Afghan War Topples Dutch Govt (AntiWar.com)

More important than the toppling of the Dutch government, and the prospect of new elections, is NATO’s actions which led up to it. Generally speaking, NATO has not made a habit of pressuring for action against the will of that nation’s ruling coalition, and many saw Rasmussen’s request as a sign that the Dutch coalition’s leadership had already signed off on the move.

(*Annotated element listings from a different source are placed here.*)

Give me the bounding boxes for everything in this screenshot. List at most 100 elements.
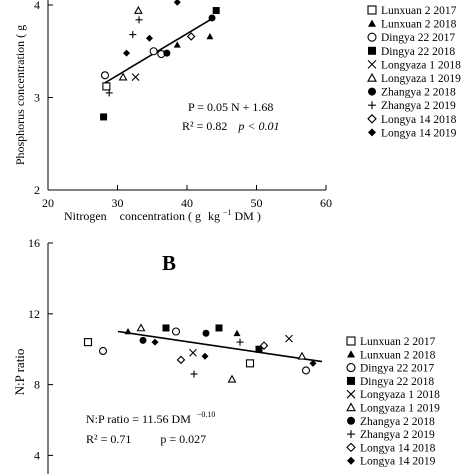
panel-b-letter: B xyxy=(162,251,176,275)
y-tick-label: 4 xyxy=(34,448,40,462)
data-point xyxy=(227,374,237,383)
data-point xyxy=(297,351,307,360)
legend-entry: Lunxuan 2 2018 xyxy=(381,19,457,31)
legend-marker xyxy=(367,114,377,124)
data-point xyxy=(133,5,143,14)
data-point xyxy=(163,49,171,57)
legend-entry: Zhangya 2 2019 xyxy=(360,429,435,441)
legend-entry: Zhangya 2 2018 xyxy=(381,87,456,99)
legend-marker xyxy=(368,46,376,55)
legend-marker xyxy=(347,430,355,439)
panel-a-x-label: Nitrogen concentration ( g kg −1 DM ) xyxy=(64,204,261,223)
legend-entry: Dingya 22 2018 xyxy=(360,376,434,388)
data-point xyxy=(215,324,223,332)
data-point xyxy=(124,328,132,335)
data-point xyxy=(309,359,317,367)
panel-b-equation: N:P ratio = 11.56 DM −0.10 xyxy=(86,410,215,426)
panel-a-x-label-part-2: concentration ( g xyxy=(120,209,201,223)
data-point xyxy=(259,341,269,350)
data-point xyxy=(129,31,137,39)
data-point xyxy=(301,366,311,375)
data-point xyxy=(189,348,197,357)
data-point xyxy=(100,113,108,121)
panel-a-y-label: Phosphorus concentration ( g xyxy=(13,25,27,165)
legend-marker xyxy=(367,5,377,15)
data-point xyxy=(98,346,108,356)
panel-a-fit-line xyxy=(103,16,216,85)
panel-a-x-label-sup: −1 xyxy=(223,208,232,217)
panel-a-ticks: 20 30 40 50 60 2 3 4 xyxy=(34,0,332,210)
panel-b-p-text: p = 0.027 xyxy=(160,432,206,446)
legend-entry: Longya 14 2019 xyxy=(360,456,436,468)
data-point xyxy=(145,34,153,42)
panel-a-r2: R² = 0.82 p < 0.01 xyxy=(182,119,279,133)
data-point xyxy=(123,49,131,57)
legend-entry: Lunxuan 2 2018 xyxy=(360,349,436,361)
legend-marker xyxy=(346,389,356,399)
y-tick-label: 4 xyxy=(34,0,40,12)
y-tick-label: 2 xyxy=(34,183,40,197)
legend-marker xyxy=(367,60,377,69)
legend-entry: Lunxuan 2 2017 xyxy=(360,336,436,348)
data-point xyxy=(233,329,241,337)
legend-entry: Longya 14 2018 xyxy=(360,442,436,454)
legend-entry: Longyaza 1 2018 xyxy=(381,59,461,71)
legend-entry: Longyaza 1 2019 xyxy=(381,73,461,85)
panel-b-r2-text: R² = 0.71 xyxy=(86,432,131,446)
data-point xyxy=(208,14,216,22)
legend-marker xyxy=(346,442,356,453)
x-tick-label: 40 xyxy=(181,196,193,210)
data-point xyxy=(202,329,210,337)
data-point xyxy=(139,336,147,344)
legend-entry: Dingya 22 2018 xyxy=(381,46,455,58)
y-tick-label: 16 xyxy=(28,236,40,250)
panel-b-ticks: 4 8 12 16 xyxy=(28,236,53,462)
legend-marker xyxy=(368,128,376,137)
panel-b-equation-main: N:P ratio = 11.56 DM xyxy=(86,412,191,426)
data-point xyxy=(285,334,293,343)
data-point xyxy=(151,338,159,346)
legend-marker xyxy=(347,456,355,465)
y-tick-label: 3 xyxy=(34,91,40,105)
data-point xyxy=(162,324,170,332)
data-point xyxy=(136,323,146,332)
data-point xyxy=(171,327,181,336)
panel-a-x-label-part-3: kg xyxy=(208,209,220,223)
legend-entry: Longya 14 2018 xyxy=(381,114,457,126)
data-point xyxy=(100,71,110,80)
x-tick-label: 20 xyxy=(42,196,54,210)
x-tick-label: 50 xyxy=(251,196,263,210)
data-point xyxy=(83,338,93,347)
data-point xyxy=(201,352,209,360)
panel-b-fit-line xyxy=(117,330,323,363)
data-point xyxy=(131,73,140,82)
panel-b-y-label: N:P ratio xyxy=(12,349,27,396)
panel-a-r2-text: R² = 0.82 xyxy=(182,119,227,133)
legend-marker xyxy=(347,416,355,425)
data-point xyxy=(245,359,255,368)
panel-a-equation: P = 0.05 N + 1.68 xyxy=(188,100,273,114)
data-point xyxy=(118,72,128,81)
legend-marker xyxy=(347,350,355,358)
data-point xyxy=(212,7,220,15)
data-point xyxy=(105,89,113,97)
data-point xyxy=(186,32,196,41)
y-tick-label: 8 xyxy=(34,378,40,392)
data-point xyxy=(206,32,214,40)
panel-b: 4 8 12 16 B N:P ratio = 11.56 DM −0.10 R² =… xyxy=(12,236,440,474)
data-point xyxy=(176,355,186,365)
legend-marker xyxy=(368,101,376,110)
legend-marker xyxy=(368,19,376,27)
legend-entry: Longyaza 1 2018 xyxy=(360,389,440,401)
legend-entry: Zhangya 2 2018 xyxy=(360,416,435,428)
legend-marker xyxy=(346,363,356,373)
panel-a-p-text: p < 0.01 xyxy=(237,119,279,133)
panel-a-x-label-part-5: DM ) xyxy=(234,209,260,223)
x-tick-label: 60 xyxy=(320,196,332,210)
legend-marker xyxy=(367,32,377,42)
legend-marker xyxy=(367,72,377,82)
panel-a-x-label-part-1: Nitrogen xyxy=(64,209,107,223)
legend-marker xyxy=(346,402,356,412)
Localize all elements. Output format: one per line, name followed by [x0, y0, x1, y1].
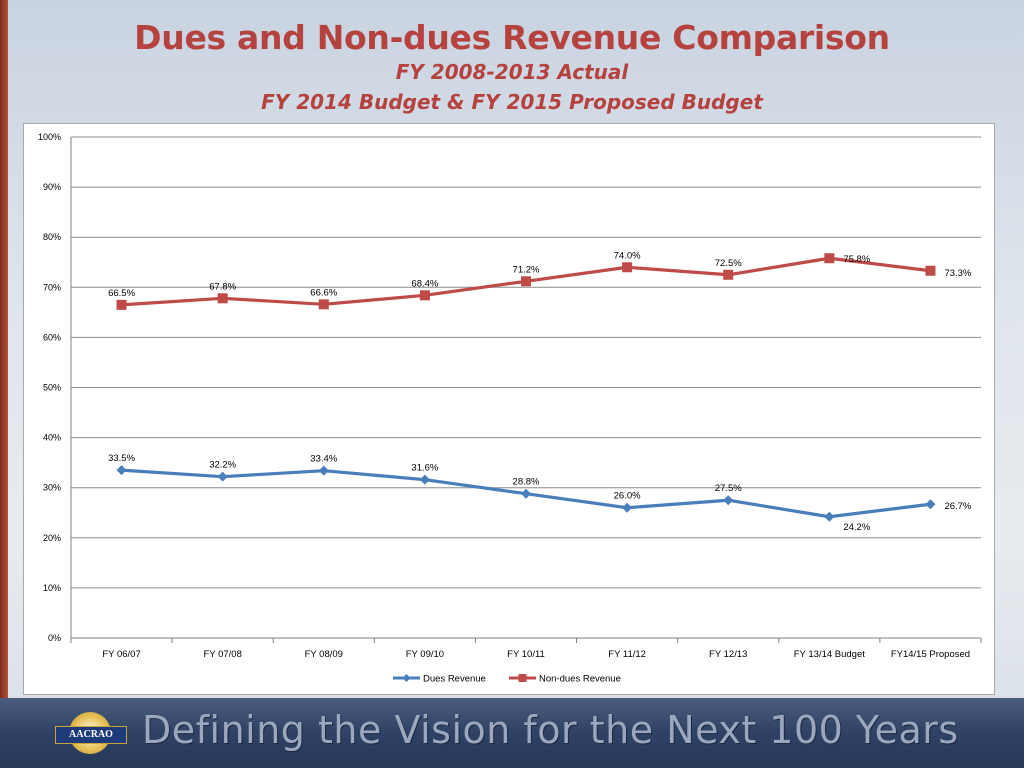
data-point [824, 511, 835, 522]
y-tick-label: 20% [43, 533, 61, 543]
legend-marker [518, 674, 527, 682]
data-point [217, 293, 228, 304]
slide-subtitle-actual: FY 2008-2013 Actual [395, 60, 629, 84]
slide-left-edge [0, 0, 8, 700]
footer-tagline: Defining the Vision for the Next 100 Yea… [142, 708, 959, 752]
data-label: 32.2% [209, 460, 236, 471]
data-label: 66.5% [108, 288, 135, 299]
data-label: 26.0% [614, 491, 641, 502]
data-label: 26.7% [944, 501, 971, 512]
data-point [318, 465, 329, 476]
data-label: 71.2% [513, 264, 540, 275]
data-point [419, 474, 430, 485]
data-point [925, 265, 936, 276]
data-label: 74.0% [614, 250, 641, 261]
data-point [318, 299, 329, 310]
legend-label: Dues Revenue [423, 674, 486, 685]
x-tick-label: FY 09/10 [406, 649, 444, 660]
data-point [419, 290, 430, 301]
data-point [723, 269, 734, 280]
y-tick-label: 80% [43, 232, 61, 242]
data-label: 73.3% [944, 268, 971, 279]
title-block: Dues and Non-dues Revenue Comparison FY … [0, 0, 1024, 117]
y-tick-label: 60% [43, 332, 61, 342]
legend-label: Non-dues Revenue [539, 674, 621, 685]
data-point [622, 262, 633, 273]
x-tick-label: FY 12/13 [709, 649, 747, 660]
data-label: 67.8% [209, 281, 236, 292]
data-label: 75.8% [843, 254, 870, 265]
data-point [116, 465, 127, 476]
data-point [622, 502, 633, 513]
data-label: 27.5% [715, 483, 742, 494]
x-tick-label: FY 06/07 [102, 649, 140, 660]
data-label: 33.4% [310, 454, 337, 465]
data-point [116, 299, 127, 310]
y-tick-label: 40% [43, 433, 61, 443]
y-tick-label: 0% [48, 633, 61, 643]
footer-banner: AACRAO Defining the Vision for the Next … [0, 698, 1024, 768]
y-tick-label: 30% [43, 483, 61, 493]
x-tick-label: FY 11/12 [608, 649, 646, 660]
x-tick-label: FY 13/14 Budget [794, 649, 865, 660]
y-tick-label: 50% [43, 383, 61, 393]
y-tick-label: 100% [38, 132, 61, 142]
data-point [824, 253, 835, 264]
data-label: 28.8% [513, 477, 540, 488]
slide-subtitle-budget: FY 2014 Budget & FY 2015 Proposed Budget [261, 90, 763, 114]
data-point [925, 499, 936, 510]
logo-text: AACRAO [55, 726, 127, 744]
data-label: 72.5% [715, 258, 742, 269]
chart-area: 0% 10% 20% 30% 40% 50% 60% 70% 80% 90% 100% FY 06/0… [23, 123, 995, 695]
slide-title: Dues and Non-dues Revenue Comparison [134, 18, 890, 57]
x-tick-label: FY 07/08 [203, 649, 241, 660]
data-label: 68.4% [411, 278, 438, 289]
y-tick-label: 70% [43, 282, 61, 292]
data-label: 33.5% [108, 453, 135, 464]
y-tick-label: 90% [43, 182, 61, 192]
line-chart: 0% 10% 20% 30% 40% 50% 60% 70% 80% 90% 100% FY 06/0… [38, 132, 982, 685]
legend-marker [402, 674, 411, 682]
data-point [723, 495, 734, 506]
x-tick-label: FY14/15 Proposed [891, 649, 970, 660]
data-point [521, 488, 531, 499]
data-label: 31.6% [411, 463, 438, 474]
data-point [217, 471, 228, 482]
y-tick-label: 10% [43, 583, 61, 593]
data-label: 66.6% [310, 287, 337, 298]
aacrao-logo: AACRAO [55, 712, 127, 756]
x-tick-label: FY 08/09 [305, 649, 343, 660]
data-point [521, 276, 531, 287]
data-label: 24.2% [843, 522, 870, 533]
x-tick-label: FY 10/11 [507, 649, 545, 660]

If NATO’s eternal quest for more troops to throw at Afghanistan has seen it now moving unilaterally against the elected governments of member nations, Rasmussen’s comment that “Afghanistan is only the beginning” may soon need to be revised to “the Netherlands is only the beginning.”

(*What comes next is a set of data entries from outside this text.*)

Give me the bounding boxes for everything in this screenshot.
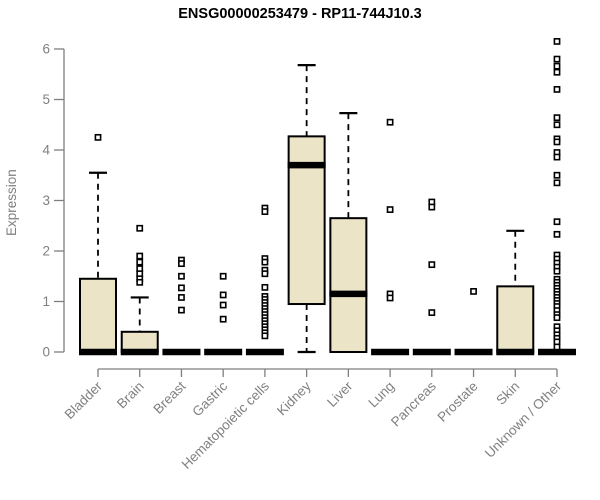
- outlier-point: [219, 315, 227, 323]
- y-axis-tick-label: 5: [42, 92, 50, 107]
- outlier-point: [553, 343, 561, 351]
- x-axis-label: Unknown / Other: [482, 378, 565, 461]
- outlier-point: [136, 278, 144, 286]
- boxplot-gastric: [204, 272, 243, 356]
- outlier-point: [386, 206, 394, 213]
- x-axis-label: Liver: [324, 378, 356, 410]
- x-axis-label: Lung: [365, 379, 397, 411]
- outlier-point: [553, 121, 561, 129]
- boxplot-prostate: [454, 287, 493, 356]
- boxplot-bladder: [79, 133, 117, 356]
- outlier-point: [261, 283, 269, 291]
- box-iqr: [496, 285, 535, 354]
- y-axis-tick-label: 3: [42, 193, 50, 208]
- outlier-point: [553, 86, 561, 93]
- outlier-point: [136, 258, 144, 266]
- boxplot-lung: [371, 118, 410, 356]
- outlier-point: [94, 133, 102, 141]
- outlier-point: [553, 62, 561, 70]
- outlier-point: [178, 294, 185, 301]
- y-axis-tick-label: 0: [42, 345, 50, 360]
- boxplot-kidney: [287, 64, 326, 354]
- outlier-point: [219, 291, 227, 299]
- outlier-point: [178, 260, 185, 268]
- x-axis-label: Gastric: [189, 378, 230, 419]
- boxplot-unknown-other: [538, 38, 576, 356]
- boxplot-brain: [120, 224, 159, 356]
- box-iqr: [79, 277, 117, 353]
- outlier-point: [553, 38, 561, 45]
- y-axis-tick-label: 2: [42, 244, 50, 259]
- boxplot-breast: [162, 256, 201, 356]
- outlier-point: [428, 203, 436, 211]
- y-axis: 0 1 2 3 4 5 6: [42, 42, 65, 360]
- y-axis-tick-label: 4: [42, 143, 50, 158]
- y-axis-tick-label: 6: [42, 42, 50, 57]
- x-axis-label: Skin: [493, 379, 522, 408]
- x-axis-label: Brain: [114, 379, 147, 412]
- outlier-point: [386, 118, 394, 126]
- outlier-point: [386, 294, 394, 302]
- outlier-point: [261, 208, 269, 216]
- x-axis-label: Prostate: [435, 379, 481, 425]
- outlier-point: [261, 270, 269, 278]
- outlier-point: [261, 258, 269, 266]
- outlier-point: [553, 55, 561, 63]
- outlier-point: [553, 68, 561, 76]
- x-axis-label: Kidney: [274, 378, 314, 418]
- boxplot-liver: [329, 112, 368, 353]
- outlier-point: [470, 287, 477, 295]
- outlier-point: [219, 301, 227, 309]
- outlier-point: [178, 272, 185, 280]
- x-axis-label: Bladder: [62, 378, 106, 422]
- outlier-point: [219, 272, 227, 280]
- outlier-point: [553, 171, 561, 179]
- boxplot-hematopoietic-cells: [245, 204, 284, 356]
- outlier-point: [428, 309, 436, 317]
- outlier-point: [178, 306, 185, 314]
- box-iqr: [287, 135, 326, 306]
- outlier-point: [553, 138, 561, 146]
- outlier-point: [553, 114, 561, 122]
- outlier-point: [261, 332, 269, 340]
- outlier-point: [178, 284, 185, 292]
- boxplot-pancreas: [412, 198, 451, 356]
- x-axis-label: Breast: [150, 378, 188, 416]
- outlier-point: [553, 218, 561, 226]
- outlier-point: [553, 267, 561, 275]
- chart-title: ENSG00000253479 - RP11-744J10.3: [178, 6, 422, 22]
- outlier-point: [136, 224, 144, 232]
- outlier-point: [136, 252, 144, 260]
- outlier-point: [553, 314, 561, 322]
- x-axis-label: Pancreas: [388, 378, 439, 429]
- box-iqr: [329, 217, 368, 353]
- boxplot-skin: [496, 229, 535, 356]
- outlier-point: [428, 261, 436, 269]
- outlier-point: [553, 179, 561, 187]
- outlier-point: [553, 153, 561, 161]
- y-axis-tick-label: 1: [42, 294, 50, 309]
- outlier-point: [553, 230, 561, 238]
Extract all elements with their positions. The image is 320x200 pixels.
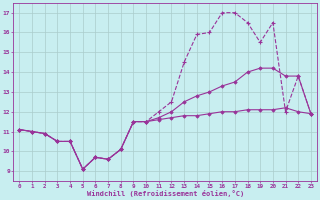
X-axis label: Windchill (Refroidissement éolien,°C): Windchill (Refroidissement éolien,°C) (86, 190, 244, 197)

Gates Calls European Mood a Danger to Peace (New York Times)

“The demilitarization of Europe — where large swaths of the general public and political class are averse to military force and the risks that go with it — has gone from a blessing in the 20th century to an impediment to achieving real security and lasting peace in the 21st,” he told NATO officers and officials in a speech at the National Defense University, the Defense Department-financed graduate school for military officers and diplomats.

Make War, Not Love

Gates: European Aversion to War a Danger to Peace

(AntiWar.com)

Speaking today at the National Defense University, US Secretary of Defense Robert Gates condemned European nations in general for their refusal to contribute larger portions of their population to NATO.

Gates warned that Europe’s aversion to war was doing serious harm to assorted US military operations with NATO backing, and was therefore “an impediment” to the lasting peace he envisions those wars eventually creating.

Gates’ comments appeared to be directed in part at the Netherlands, who saw its government collapse this weekend after NATO pressure to continue its commitment to the Afghan War led antiwar members of the government to withdraw.

He said that the “demilitarization of Europe” was a long-term, systemic problem for NATO, and that the European members of NATO needed to increase their military spending to NATO mandated levels.

Phi Beta Iota: This is a classic example of “best and brightest” becoming “like morons” as Daniel Elsberg put it in talking to Henry Kissinger.   Dr. Robert Gates, one of the smartest people in the U.S. Government, has been “captured” by the twin stakes in the heart of American democracy: a partisan ideological machine that wants the wrong wars in the wrong place to continue as global theater; and its military-industrial complex co-conspirators who don't care who dies for what, as long as the Pentagon budget keeps growing.  News Flash: the Europeans are sane.  The Dutch are not only sane. but smarter than the rest of Europe less the Nordics.  This is a very important development.  In our view, what Dr. Gates should be doing is leading a QDR that creates an Open Source Agency able to explain to both the partisan ideologues and the rabid but generous contractors that reform can be revenue and job neutral district by district, company by company, but reform it must be.  If Dr. Gates does not clean house, he is going to find the house burning down around his ears.  Robert Ackoff would say Dr. Gates excels at doing the wrong things righter.  We need a government of, by, and for We the People that does the right things righter.